= Luke Greenwood =

English cricketer (1834–1909)

Luke Greenwood (13 July 1834 – 1 November 1909) was an English first-class cricketer, who played 48 matches for Sheffield and Yorkshire from 1861 to 1874.

Born in Cowmes, Huddersfield, Yorkshire, Greenwood was a useful player verging on all-rounder, who also played for Yorkshire with Stockton-on-Tees (1861), the North of England (1863-1864), the United England Eleven (1865), the Players (1865-1866), England (1867), North of the Thames (1868) and the United North of England Eleven (1870-1875), appearing in sixty nine matches all together. A right-handed lower order batsman, he scored 1,244 runs at 11.96, with a best of 83 against Surrey.

A right arm fast round arm bowler, he took 113 wickets at 18.28, with a best of 8 for 35 against Cambridgeshire. He also took 6 for 43 against Surrey in the County Championship.

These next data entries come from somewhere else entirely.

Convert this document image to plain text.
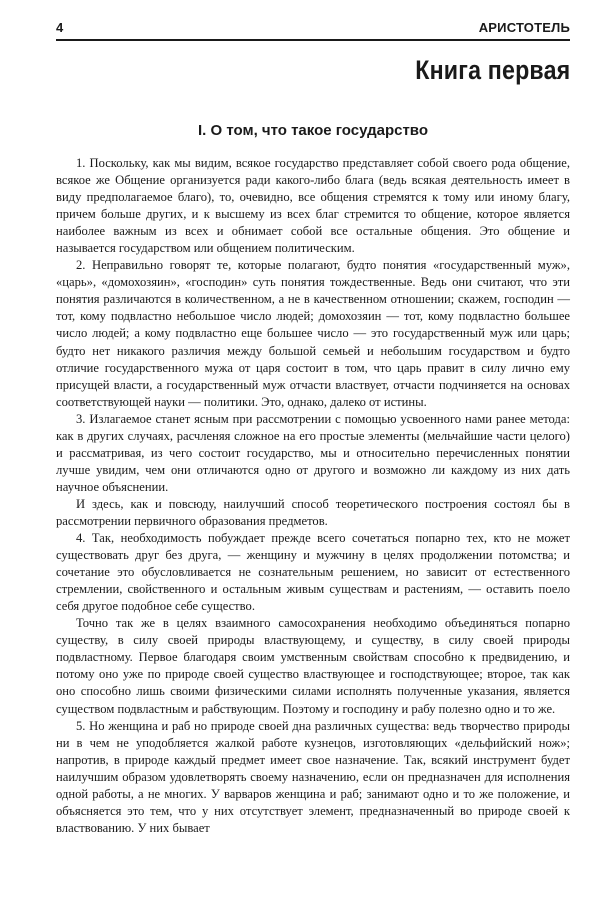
4	АРИСТОТЕЛЬ
Книга первая
I. О том, что такое государство

1. Поскольку, как мы видим, всякое государство представляет собой своего рода общение, всякое же Общение организуется ради какого-либо блага (ведь всякая деятельность имеет в виду предполагаемое благо), то, очевидно, все общения стремятся к тому или иному благу, причем больше других, и к высшему из всех благ стремится то общение, которое является наиболее важным из всех и обнимает собой все остальные общения. Это общение и называется государством или общением политическим.

2. Неправильно говорят те, которые полагают, будто понятия «государственный муж», «царь», «домохозяин», «господин» суть понятия тождественные. Ведь они считают, что эти понятия различаются в количественном, а не в качественном отношении; скажем, господин — тот, кому подвластно небольшое число людей; домохозяин — тот, кому подвластно большее число людей; а кому подвластно еще большее число — это государственный муж или царь; будто нет никакого различия между большой семьей и небольшим государством и будто отличие государственного мужа от царя состоит в том, что царь правит в силу лично ему присущей власти, а государственный муж отчасти властвует, отчасти подчиняется на основах соответствующей науки — политики. Это, однако, далеко от истины.

3. Излагаемое станет ясным при рассмотрении с помощью усвоенного нами ранее метода: как в других случаях, расчленяя сложное на его простые элементы (мельчайшие части целого) и рассматривая, из чего состоит государство, мы и относительно перечисленных понятии лучше увидим, чем они отличаются одно от другого и возможно ли каждому из них дать научное объяснении.

И здесь, как и повсюду, наилучший способ теоретического построения состоял бы в рассмотрении первичного образования предметов.

4. Так, необходимость побуждает прежде всего сочетаться попарно тех, кто не может существовать друг без друга, — женщину и мужчину в целях продолжении потомства; и сочетание это обусловливается не сознательным решением, но зависит от естественного стремлении, свойственного и остальным живым существам и растениям, — оставить поело себя другое подобное себе существо.

Точно так же в целях взаимного самосохранения необходимо объединяться попарно существу, в силу своей природы властвующему, и существу, в силу своей природы подвластному. Первое благодаря своим умственным свойствам способно к предвидению, и потому оно уже по природе своей существо властвующее и господствующее; второе, так как оно способно лишь своими физическими силами исполнять полученные указания, является существом подвластным и рабствующим. Поэтому и господину и рабу полезно одно и то же.

5. Но женщина и раб но природе своей дна различных существа: ведь творчество природы ни в чем не уподобляется жалкой работе кузнецов, изготовляющих «дельфийский нож»; напротив, в природе каждый предмет имеет свое назначение. Так, всякий инструмент будет наилучшим образом удовлетворять своему назначению, если он предназначен для исполнения одной работы, а не многих. У варваров женщина и раб; занимают одно и то же положение, и объясняется это тем, что у них отсутствует элемент, предназначенный во природе своей к властвованию. У них бывает
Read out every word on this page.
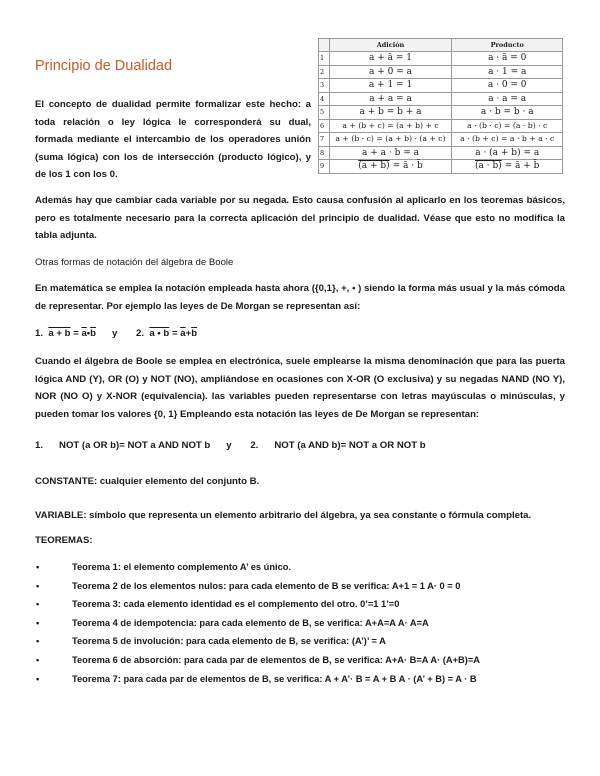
Principio de Dualidad
	Adición	Producto
1	a + ā = 1	a · ā = 0
2	a + 0 = a	a · 1 = a
3	a + 1 = 1	a · 0 = 0
4	a + a = a	a · a = a
5	a + b = b + a	a · b = b · a
6	a + (b + c) = (a + b) + c	a · (b · c) = (a · b) · c
7	a + (b · c) = (a + b) · (a + c)	a · (b + c) = a · b + a · c
8	a + a · b = a	a · (a + b) = a
9	(a + b) = ā · b̄	(a · b) = ā + b̄
El concepto de dualidad permite formalizar este hecho: a
toda relación o ley lógica le corresponderá su dual,
formada mediante el intercambio de los operadores unión
(suma lógica) con los de intersección (producto lógico), y
de los 1 con los 0.

Además hay que cambiar cada variable por su negada. Esto causa confusión al aplicarlo en los teoremas básicos, pero es totalmente necesario para la correcta aplicación del principio de dualidad. Véase que esto no modifica la tabla adjunta.

Otras formas de notación del álgebra de Boole

En matemática se emplea la notación empleada hasta ahora ({0,1}, +, • ) siendo la forma más usual y la más cómoda de representar. Por ejemplo las leyes de De Morgan se representan así:

1. $a + b = \overline{a}•\overline{b}$ y 2. a • $b = \overline{a}+\overline{b}$

Cuando el álgebra de Boole se emplea en electrónica, suele emplearse la misma denominación que para las puerta lógica AND (Y), OR (O) y NOT (NO), ampliándose en ocasiones con X-OR (O exclusiva) y su negadas NAND (NO Y), NOR (NO O) y X-NOR (equivalencia). las variables pueden representarse con letras mayúsculas o minúsculas, y pueden tomar los valores {0, 1} Empleando esta notación las leyes de De Morgan se representan:

1. NOT (a OR b)= NOT a AND NOT b y 2. NOT (a AND b)= NOT a OR NOT b

CONSTANTE: cualquier elemento del conjunto B.

VARIABLE: símbolo que representa un elemento arbitrario del álgebra, ya sea constante o fórmula completa.

TEOREMAS:

• Teorema 1: el elemento complemento A’ es único.
• Teorema 2 de los elementos nulos: para cada elemento de B se verifica: A+1 = 1 A· 0 = 0
• Teorema 3: cada elemento identidad es el complemento del otro. 0’=1 1’=0
• Teorema 4 de idempotencia: para cada elemento de B, se verifica: A+A=A A· A=A
• Teorema 5 de involución: para cada elemento de B, se verifica: (A’)’ = A
• Teorema 6 de absorción: para cada par de elementos de B, se verifica: A+A· B=A A· (A+B)=A
• Teorema 7: para cada par de elementos de B, se verifica: A + A’· B = A + B A · (A’ + B) = A · B
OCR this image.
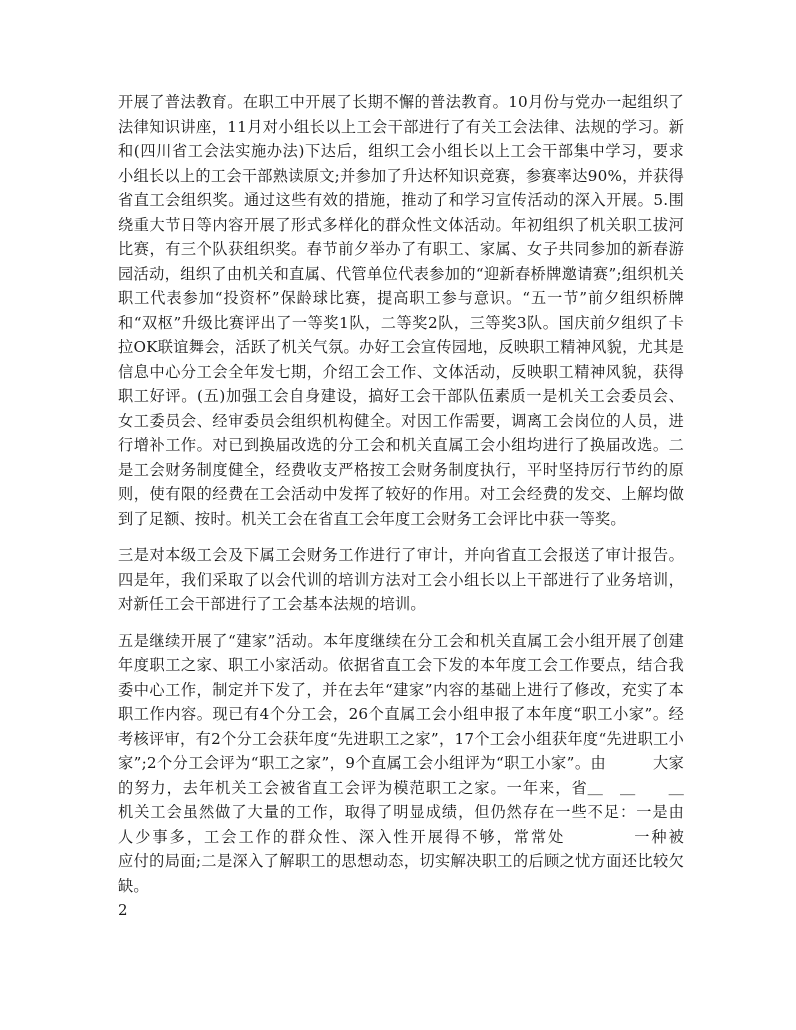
开展了普法教育。在职工中开展了长期不懈的普法教育。10月份与党办一起组织了法律知识讲座，11月对小组长以上工会干部进行了有关工会法律、法规的学习。新和(四川省工会法实施办法)下达后，组织工会小组长以上工会干部集中学习，要求小组长以上的工会干部熟读原文;并参加了升达杯知识竞赛，参赛率达90%，并获得省直工会组织奖。通过这些有效的措施，推动了和学习宣传活动的深入开展。5.围绕重大节日等内容开展了形式多样化的群众性文体活动。年初组织了机关职工拔河比赛，有三个队获组织奖。春节前夕举办了有职工、家属、女子共同参加的新春游园活动，组织了由机关和直属、代管单位代表参加的“迎新春桥牌邀请赛”;组织机关职工代表参加“投资杯”保龄球比赛，提高职工参与意识。“五一节”前夕组织桥牌和“双枢”升级比赛评出了一等奖1队，二等奖2队，三等奖3队。国庆前夕组织了卡拉OK联谊舞会，活跃了机关气氛。办好工会宣传园地，反映职工精神风貌，尤其是信息中心分工会全年发七期，介绍工会工作、文体活动，反映职工精神风貌，获得职工好评。(五)加强工会自身建设，搞好工会干部队伍素质一是机关工会委员会、女工委员会、经审委员会组织机构健全。对因工作需要，调离工会岗位的人员，进行增补工作。对已到换届改选的分工会和机关直属工会小组均进行了换届改选。二是工会财务制度健全，经费收支严格按工会财务制度执行，平时坚持厉行节约的原则，使有限的经费在工会活动中发挥了较好的作用。对工会经费的发交、上解均做到了足额、按时。机关工会在省直工会年度工会财务工会评比中获一等奖。

三是对本级工会及下属工会财务工作进行了审计，并向省直工会报送了审计报告。四是年，我们采取了以会代训的培训方法对工会小组长以上干部进行了业务培训，对新任工会干部进行了工会基本法规的培训。

五是继续开展了“建家”活动。本年度继续在分工会和机关直属工会小组开展了创建年度职工之家、职工小家活动。依据省直工会下发的本年度工会工作要点，结合我委中心工作，制定并下发了，并在去年“建家”内容的基础上进行了修改，充实了本职工作内容。现已有4个分工会，26个直属工会小组申报了本年度“职工小家”。经考核评审，有2个分工会获年度“先进职工之家”，17个工会小组获年度“先进职工小家”;2个分工会评为“职工之家”，9个直属工会小组评为“职工小家”。由　　　大家的努力，去年机关工会被省直工会评为模范职工之家。一年来，省＿　＿　　＿　　机关工会虽然做了大量的工作，取得了明显成绩，但仍然存在一些不足：一是由　　　　人少事多，工会工作的群众性、深入性开展得不够，常常处　　　　一种被　　　　应付的局面;二是深入了解职工的思想动态，切实解决职工的后顾之忧方面还比较欠缺。

2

Greenwood turned to umpiring even before his playing career was finished. He umpired forty six first-class matches between 1862 and 1886. With Bob Thoms, he officiated in one Test match, at The Oval between England and Australia in August 1882. It was after Australia won this match by seven runs that The Sporting Times wrote an obituary for English cricket, and bails were burned and put in an urn to create 'The Ashes'. He was no stranger to the Australian side, umpiring thirty two first-class matches involving Australian teams on their tours of 1880, 1882, 1884 and 1886.

His nephew, Andrew Greenwood, played for Yorkshire and appeared in two Test Matches in 1876/77. His son-in-law, William Shotton, appeared in two matches for Yorkshire County Cricket Club.

Greenwood died in November 1909, in Morley, Leeds, Yorkshire.